What the EB-5 “At Risk” Requirement Means

The purpose of the EB-5 “at risk” eligibility requirement is to ensure that an EB-5 investor’s investment capital is actually used to fund a new commercial enterprise (NCE) that will create jobs and stimulate the economy. While the name of the requirement might suggest that investors are required to invest in risky projects, it actually refers to the risk of financial loss and the opportunity for financial gain that an EB-5 investment must incur.

Intent to invest or arrangements for potential investments are not sufficient evidence of an at-risk investment. This means that EB-5 investors must make their investments prior to filing their I-526 petitions and prove in their applications that their investment meets the “at risk” requirement.

Detailed information about the EB-5 “at-risk” requirement can be found in Matter of Izummi, stipulations in the USCIS Policy Manual 6(G)(2)(A) that reference Matter of Izummi, and Matter of Ho. The rules that govern the “at-risk” requirement are as follows:

  • Contractual Obligations
    • Project developers cannot make any guarantees related to the final financial outcome of the projects.
    • Contractual terms related to repayment are prohibited.
    • Investors must accept the possibility of substantial financial loss.
    • Investors may receive profit distributions as long as they are not guaranteed and not part of the investors’ minimum investment amounts.
  • Ownership and Use of Assets
    • Guarantees of ownership or use of an asset are permitted if the required EB-5 minimum investment amounts are still met after the expected value of the asset has been deducted from the amount of the qualifying EB-5 investments.
  • Transfer of Investment Amounts
    • Investors must transfer the full investment amount to the NCE.
  • Evidence of Business Activity
    • Investors must prove that business activity is occurring on the project to validate its legitimacy and demonstrate that their investment is being used to stimulate the U.S. economy.

Examples of “At Risk” Requirement Enforcement

The ways United States Citizenship and Immigration Services (USCIS) enforces the “at risk” requirement can be seen in the real-life examples below.

No Opportunity for Financial Gain

Just as EB-5 investments must incur the chance of financial loss, there must also be opportunity for financial gain. USCIS denied an I-526 petition because the investor was not granted rights to NCE’s profits in the contract she signed, which did not satisfy the requirement of an at-risk investment.

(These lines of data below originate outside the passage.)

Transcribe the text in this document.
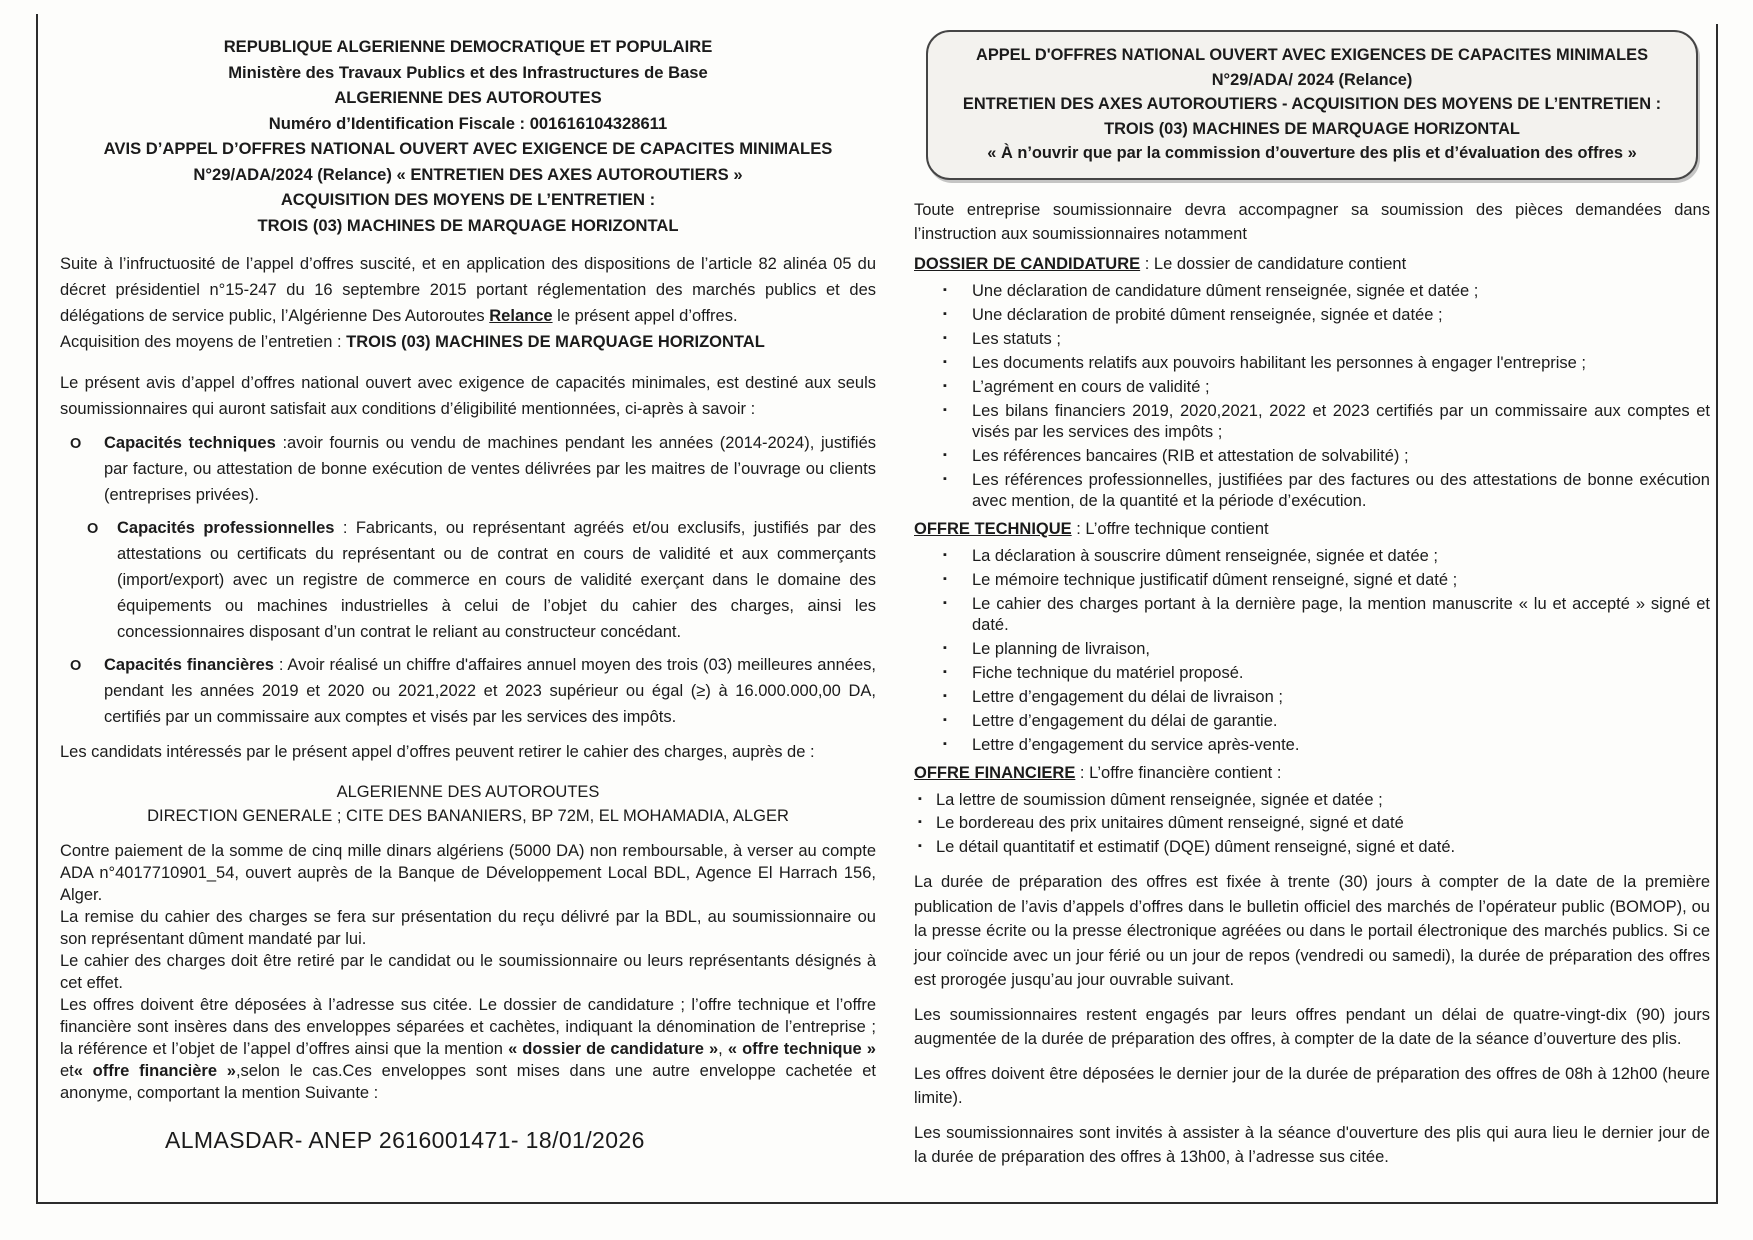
REPUBLIQUE ALGERIENNE DEMOCRATIQUE ET POPULAIRE
Ministère des Travaux Publics et des Infrastructures de Base
ALGERIENNE DES AUTOROUTES
Numéro d’Identification Fiscale : 001616104328611
AVIS D’APPEL D’OFFRES NATIONAL OUVERT AVEC EXIGENCE DE CAPACITES MINIMALES
N°29/ADA/2024 (Relance) « ENTRETIEN DES AXES AUTOROUTIERS »
ACQUISITION DES MOYENS DE L’ENTRETIEN :
TROIS (03) MACHINES DE MARQUAGE HORIZONTAL
Suite à l’infructuosité de l’appel d’offres suscité, et en application des dispositions de l’article 82 alinéa 05 du décret présidentiel n°15-247 du 16 septembre 2015 portant réglementation des marchés publics et des délégations de service public, l’Algérienne Des Autoroutes Relance le présent appel d’offres.
Acquisition des moyens de l’entretien : TROIS (03) MACHINES DE MARQUAGE HORIZONTAL
Le présent avis d’appel d’offres national ouvert avec exigence de capacités minimales, est destiné aux seuls soumissionnaires qui auront satisfait aux conditions d’éligibilité mentionnées, ci-après à savoir :
O Capacités techniques :avoir fournis ou vendu de machines pendant les années (2014-2024), justifiés par facture, ou attestation de bonne exécution de ventes délivrées par les maitres de l’ouvrage ou clients (entreprises privées).
O Capacités professionnelles : Fabricants, ou représentant agréés et/ou exclusifs, justifiés par des attestations ou certificats du représentant ou de contrat en cours de validité et aux commerçants (import/export) avec un registre de commerce en cours de validité exerçant dans le domaine des équipements ou machines industrielles à celui de l’objet du cahier des charges, ainsi les concessionnaires disposant d’un contrat le reliant au constructeur concédant.
O Capacités financières : Avoir réalisé un chiffre d'affaires annuel moyen des trois (03) meilleures années, pendant les années 2019 et 2020 ou 2021,2022 et 2023 supérieur ou égal (≥) à 16.000.000,00 DA, certifiés par un commissaire aux comptes et visés par les services des impôts.
Les candidats intéressés par le présent appel d’offres peuvent retirer le cahier des charges, auprès de :
ALGERIENNE DES AUTOROUTES
DIRECTION GENERALE ; CITE DES BANANIERS, BP 72M, EL MOHAMADIA, ALGER
Contre paiement de la somme de cinq mille dinars algériens (5000 DA) non remboursable, à verser au compte ADA n°4017710901_54, ouvert auprès de la Banque de Développement Local BDL, Agence El Harrach 156, Alger.
La remise du cahier des charges se fera sur présentation du reçu délivré par la BDL, au soumissionnaire ou son représentant dûment mandaté par lui.
Le cahier des charges doit être retiré par le candidat ou le soumissionnaire ou leurs représentants désignés à cet effet.
Les offres doivent être déposées à l’adresse sus citée. Le dossier de candidature ; l’offre technique et l’offre financière sont insères dans des enveloppes séparées et cachètes, indiquant la dénomination de l’entreprise ; la référence et l’objet de l’appel d’offres ainsi que la mention « dossier de candidature », « offre technique » et« offre financière »,selon le cas.Ces enveloppes sont mises dans une autre enveloppe cachetée et anonyme, comportant la mention Suivante :
ALMASDAR- ANEP 2616001471- 18/01/2026
APPEL D'OFFRES NATIONAL OUVERT AVEC EXIGENCES DE CAPACITES MINIMALES
N°29/ADA/ 2024 (Relance)
ENTRETIEN DES AXES AUTOROUTIERS - ACQUISITION DES MOYENS DE L’ENTRETIEN :
TROIS (03) MACHINES DE MARQUAGE HORIZONTAL
« À n’ouvrir que par la commission d’ouverture des plis et d’évaluation des offres »
Toute entreprise soumissionnaire devra accompagner sa soumission des pièces demandées dans l’instruction aux soumissionnaires notamment
DOSSIER DE CANDIDATURE : Le dossier de candidature contient
▪ Une déclaration de candidature dûment renseignée, signée et datée ;
▪ Une déclaration de probité dûment renseignée, signée et datée ;
▪ Les statuts ;
▪ Les documents relatifs aux pouvoirs habilitant les personnes à engager l'entreprise ;
▪ L’agrément en cours de validité ;
▪ Les bilans financiers 2019, 2020,2021, 2022 et 2023 certifiés par un commissaire aux comptes et visés par les services des impôts ;
▪ Les références bancaires (RIB et attestation de solvabilité) ;
▪ Les références professionnelles, justifiées par des factures ou des attestations de bonne exécution avec mention, de la quantité et la période d’exécution.
OFFRE TECHNIQUE : L’offre technique contient
▪ La déclaration à souscrire dûment renseignée, signée et datée ;
▪ Le mémoire technique justificatif dûment renseigné, signé et daté ;
▪ Le cahier des charges portant à la dernière page, la mention manuscrite « lu et accepté » signé et daté.
▪ Le planning de livraison,
▪ Fiche technique du matériel proposé.
▪ Lettre d’engagement du délai de livraison ;
▪ Lettre d’engagement du délai de garantie.
▪ Lettre d’engagement du service après-vente.
OFFRE FINANCIERE : L’offre financière contient :
▪ La lettre de soumission dûment renseignée, signée et datée ;
▪ Le bordereau des prix unitaires dûment renseigné, signé et daté
▪ Le détail quantitatif et estimatif (DQE) dûment renseigné, signé et daté.
La durée de préparation des offres est fixée à trente (30) jours à compter de la date de la première publication de l’avis d’appels d’offres dans le bulletin officiel des marchés de l’opérateur public (BOMOP), ou la presse écrite ou la presse électronique agréées ou dans le portail électronique des marchés publics. Si ce jour coïncide avec un jour férié ou un jour de repos (vendredi ou samedi), la durée de préparation des offres est prorogée jusqu’au jour ouvrable suivant.
Les soumissionnaires restent engagés par leurs offres pendant un délai de quatre-vingt-dix (90) jours augmentée de la durée de préparation des offres, à compter de la date de la séance d’ouverture des plis.
Les offres doivent être déposées le dernier jour de la durée de préparation des offres de 08h à 12h00 (heure limite).
Les soumissionnaires sont invités à assister à la séance d'ouverture des plis qui aura lieu le dernier jour de la durée de préparation des offres à 13h00, à l’adresse sus citée.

It should be noted, however, that the quality of the investment does not factor into the requirement. USCIS denied an I-526 petition due to the extremely low likelihood of the investor making a profit. However, the Administrative Appeals Office (AAO) did not agree with the denial, since there was still opportunity for both financial loss and financial gain, regardless of how weak of an investment it was.

Job-Creating Entity Did Not Have Access to Funds

USCIS denied an I-526 petition because, while the full investment capital was transferred to an escrow account for the NCE to distribute to the job-creating entity (JCE), there was nothing in the loan agreement that required the NCE to provide the funds to the JCE. Additionally, construction on the JCE was completed while the investor’s capital was still in the escrow, so there was a lack of reasonable need for the funds.

No Obvious Business Activities

USCIS denied a JCE’s application for exemplar status when it was unable to determine during a visit to the project site that any business activities were being conducted. The JCE appealed USCIS’s decision. USCIS ultimately approved the project for exemplar status after the JCE provided evidence of business activities, including building permits, inspection records, and construction contracts.

“At Risk” Requirement Due Diligence

As noted earlier, the “at risk” requirement does not mean that EB-5 investors should invest in risky projects. Investors must conduct due diligence to minimize their financial and immigration risk. In this vein, EB-5 investors must also keep in mind the “at risk” requirement and any conditions and situations that might violate it. The following questions will help investors determine whether an EB-5 project satisfies the “at risk” requirement:

  • Is there clear evidence of the potential for both financial loss and gain in the business plan and offering?
  • Are there ownership terms or something similar in the investment agreement?
  • Does the NCE guarantee a rate of return?
  • Does the NCE guarantee ownership of an asset that will need to be subtracted from the qualifying EB-5 investment amount?
  • Does the investment agreement require the NCE to provide the JCE with the full EB-5 funds? Are there any fees in the agreement that will affect the amount of funds the JCE receives?
  • Is the use of the EB-5 capital by the JCE laid out in full, in terms of time and methods, in the business plan?
  • Are ongoing business activities made clear in the business plan?

The I-829 petition has its own “at risk” requirement that follows somewhat different rules than those for the I-526 petition. One of the rules for the I-829 petition is that EB-5 investors must prove that their investment funds have been at risk the whole time that they have been a conditional permanent resident in the United States.